Qui sont les patrons des grandes banques françaises au XXe siècle ? Le secteur n’échappe pas, on le sait, à cette particularité nationale que constitue la prédominance des anciens hauts fonctionnaires, issus en général des grands corps de l’État, parmi les titulaires des plus hautes fonctions dirigeantes. Il dispose même d’un corps privilégié à son service, l’inspection des Finances1. Le phénomène est bien antérieur aux nationalisations de 1946. Si le Crédit lyonnais ou la Banque nationale de crédit et d’industrie y échappent alors, la Société générale a un premier inspecteur à sa direction dès 1913, et le Comptoir national d’escompte de Paris en 1921. À la Société générale du crédit industriel et commercial (CIC) nationalisée en 1982 seulement, c’est même le cas dès 1885.

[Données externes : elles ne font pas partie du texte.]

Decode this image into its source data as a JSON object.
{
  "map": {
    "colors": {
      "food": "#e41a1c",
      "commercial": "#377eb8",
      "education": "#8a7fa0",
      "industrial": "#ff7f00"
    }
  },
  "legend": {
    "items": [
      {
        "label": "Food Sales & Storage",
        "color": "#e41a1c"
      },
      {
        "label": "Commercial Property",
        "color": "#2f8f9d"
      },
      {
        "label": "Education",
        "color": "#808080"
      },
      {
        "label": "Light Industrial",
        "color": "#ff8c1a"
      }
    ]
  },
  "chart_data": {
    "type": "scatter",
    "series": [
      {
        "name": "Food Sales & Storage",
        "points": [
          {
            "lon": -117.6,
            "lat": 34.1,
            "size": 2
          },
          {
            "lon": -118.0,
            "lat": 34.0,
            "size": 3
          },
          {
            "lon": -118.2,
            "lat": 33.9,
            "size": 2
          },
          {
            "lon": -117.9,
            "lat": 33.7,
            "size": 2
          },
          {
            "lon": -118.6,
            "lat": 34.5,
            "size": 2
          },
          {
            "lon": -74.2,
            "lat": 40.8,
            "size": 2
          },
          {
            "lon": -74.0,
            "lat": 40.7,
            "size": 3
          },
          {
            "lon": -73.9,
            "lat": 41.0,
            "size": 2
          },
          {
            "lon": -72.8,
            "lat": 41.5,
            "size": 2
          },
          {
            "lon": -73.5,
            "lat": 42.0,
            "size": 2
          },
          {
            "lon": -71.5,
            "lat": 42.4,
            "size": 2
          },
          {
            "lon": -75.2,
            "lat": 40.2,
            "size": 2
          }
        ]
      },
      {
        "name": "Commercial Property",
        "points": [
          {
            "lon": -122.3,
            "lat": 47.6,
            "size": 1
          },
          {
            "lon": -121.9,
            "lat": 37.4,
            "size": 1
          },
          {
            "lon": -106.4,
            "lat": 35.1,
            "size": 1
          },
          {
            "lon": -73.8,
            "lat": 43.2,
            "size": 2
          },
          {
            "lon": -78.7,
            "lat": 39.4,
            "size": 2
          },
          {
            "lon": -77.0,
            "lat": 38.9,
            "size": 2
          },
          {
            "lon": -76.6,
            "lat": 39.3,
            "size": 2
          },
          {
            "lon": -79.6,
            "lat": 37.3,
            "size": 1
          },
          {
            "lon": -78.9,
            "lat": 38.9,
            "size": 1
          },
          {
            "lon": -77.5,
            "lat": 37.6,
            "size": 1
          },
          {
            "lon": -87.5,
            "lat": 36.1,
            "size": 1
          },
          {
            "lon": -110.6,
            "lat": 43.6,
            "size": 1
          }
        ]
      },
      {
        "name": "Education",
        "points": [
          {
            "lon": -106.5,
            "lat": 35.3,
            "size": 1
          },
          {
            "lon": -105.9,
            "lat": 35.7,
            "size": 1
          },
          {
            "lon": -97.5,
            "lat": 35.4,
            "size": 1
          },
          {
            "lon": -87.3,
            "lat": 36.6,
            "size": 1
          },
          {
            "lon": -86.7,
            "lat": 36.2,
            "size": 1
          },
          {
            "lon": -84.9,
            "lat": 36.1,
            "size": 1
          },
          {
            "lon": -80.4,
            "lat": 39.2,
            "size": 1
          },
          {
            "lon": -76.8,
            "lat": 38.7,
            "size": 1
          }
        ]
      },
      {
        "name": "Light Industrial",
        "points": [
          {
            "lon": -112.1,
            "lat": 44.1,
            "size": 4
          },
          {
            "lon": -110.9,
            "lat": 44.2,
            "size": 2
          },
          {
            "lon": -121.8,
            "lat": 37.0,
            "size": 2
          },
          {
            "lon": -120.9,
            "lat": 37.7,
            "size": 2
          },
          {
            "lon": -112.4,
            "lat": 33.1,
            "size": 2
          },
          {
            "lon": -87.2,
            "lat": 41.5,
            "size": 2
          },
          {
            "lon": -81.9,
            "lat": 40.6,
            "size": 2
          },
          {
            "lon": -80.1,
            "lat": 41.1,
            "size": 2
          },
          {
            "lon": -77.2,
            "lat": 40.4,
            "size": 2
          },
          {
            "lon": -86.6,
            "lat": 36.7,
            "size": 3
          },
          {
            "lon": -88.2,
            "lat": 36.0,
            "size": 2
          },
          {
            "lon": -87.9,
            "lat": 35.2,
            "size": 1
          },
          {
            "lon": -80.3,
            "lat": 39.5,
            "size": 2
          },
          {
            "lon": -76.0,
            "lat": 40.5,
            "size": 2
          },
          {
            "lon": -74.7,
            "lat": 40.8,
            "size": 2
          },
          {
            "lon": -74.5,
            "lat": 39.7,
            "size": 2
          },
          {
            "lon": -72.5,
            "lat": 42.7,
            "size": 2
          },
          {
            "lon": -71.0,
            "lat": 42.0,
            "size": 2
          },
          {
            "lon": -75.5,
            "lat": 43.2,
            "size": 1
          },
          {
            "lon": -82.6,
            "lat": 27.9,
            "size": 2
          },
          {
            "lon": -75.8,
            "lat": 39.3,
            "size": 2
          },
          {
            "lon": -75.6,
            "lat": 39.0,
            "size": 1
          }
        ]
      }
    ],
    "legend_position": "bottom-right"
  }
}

Mais qui sont les autres dirigeants ? On connaît, grâce à des biographies, quelques grandes figures d’autodidactes comme Louis Dorizon (Société générale)2 ou Maurice Schlogel (Crédit lyonnais)3, ou celle de Horace Finaly (Paribas)4 – héritier d’une grande lignée de financiers juifs d’origine austro-hongroise –, qui ont fait toute leur carrière dans le même établissement, mais sont-ils représentatifs ? Quelles sont les filières de formation dominantes ? Sont-ils...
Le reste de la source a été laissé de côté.